The economic upturn after World War II was largely fueled by the primary energy source coal that was mainly produced domestically. While the need for energy, especially in the Japanese iron and steel industry, was growing stronger, there was a shift towards the cheaper oil. Having exhausted its small oil reserves quickly, the resource was extensively imported from overseas, predominantly from the Middle East. The dependency on imported fossil fuels, however, created economic and diplomatic vulnerabilities. The oil crisis of the 1970s, for example, affected the Japanese economy severely, leading to energy security being a central concern for the Japanese ever since.
Efforts to secure the resource supply consisted of diversifying the energy mix by promoting nuclear power and renewable energy. Supported by the government, the former expanded strongly in the 1970s and 80s, reaching an almost 30 percent share of the total electricity output in Japan. Fukushima Daiichi nuclear disaster in 2011, however, put an end to the rise in nuclear power and was another setback in Japan’s energy policy. Having to switch off all domestic nuclear reactors, the country was once again forced to import larger amounts of oil and gas. The energy self-sufficiency ratio fell from around 20 percent in 2010 to six percent in 2014.

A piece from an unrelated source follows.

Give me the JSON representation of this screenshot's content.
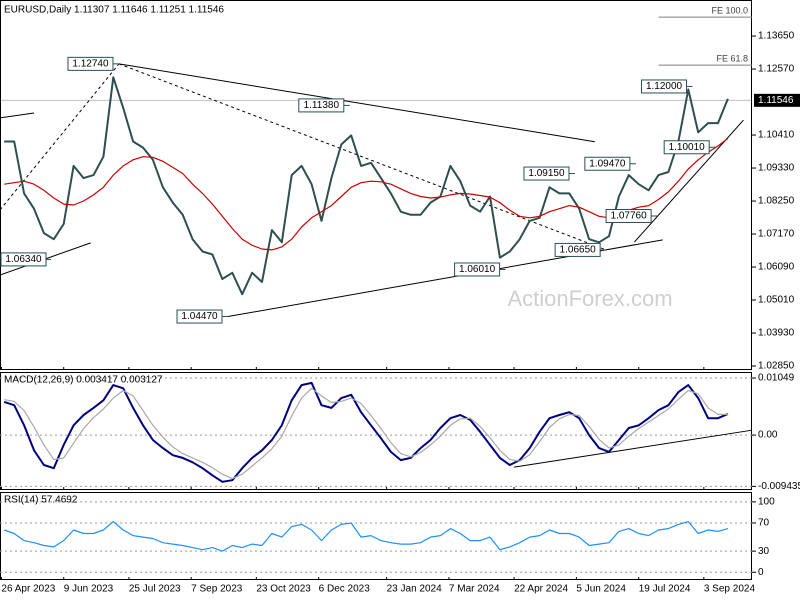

Besides energy security, environment is another major issue Japan has to deal with. In order to meet the 2015 Paris climate agreement goals, the government has put an emphasis on renewables courting private investments in the sector. Consequently, the share of renewable energy in primary energy supply close to doubled from around 4.6 percent in fiscal year 2015 to approximately 8.7 percent in fiscal 2018. The generating capacity of renewables in the country rose alongside, with solar power accounting for the largest share. However, the large-scale installation of solar panels requires deforestation that has recently provoked criticism, questioning the environmental sustainability of solar power projects, proving once more the hardship and the ongoing actuality of the Japanese challenge to manage the balancing act of securing energy and reducing emissions.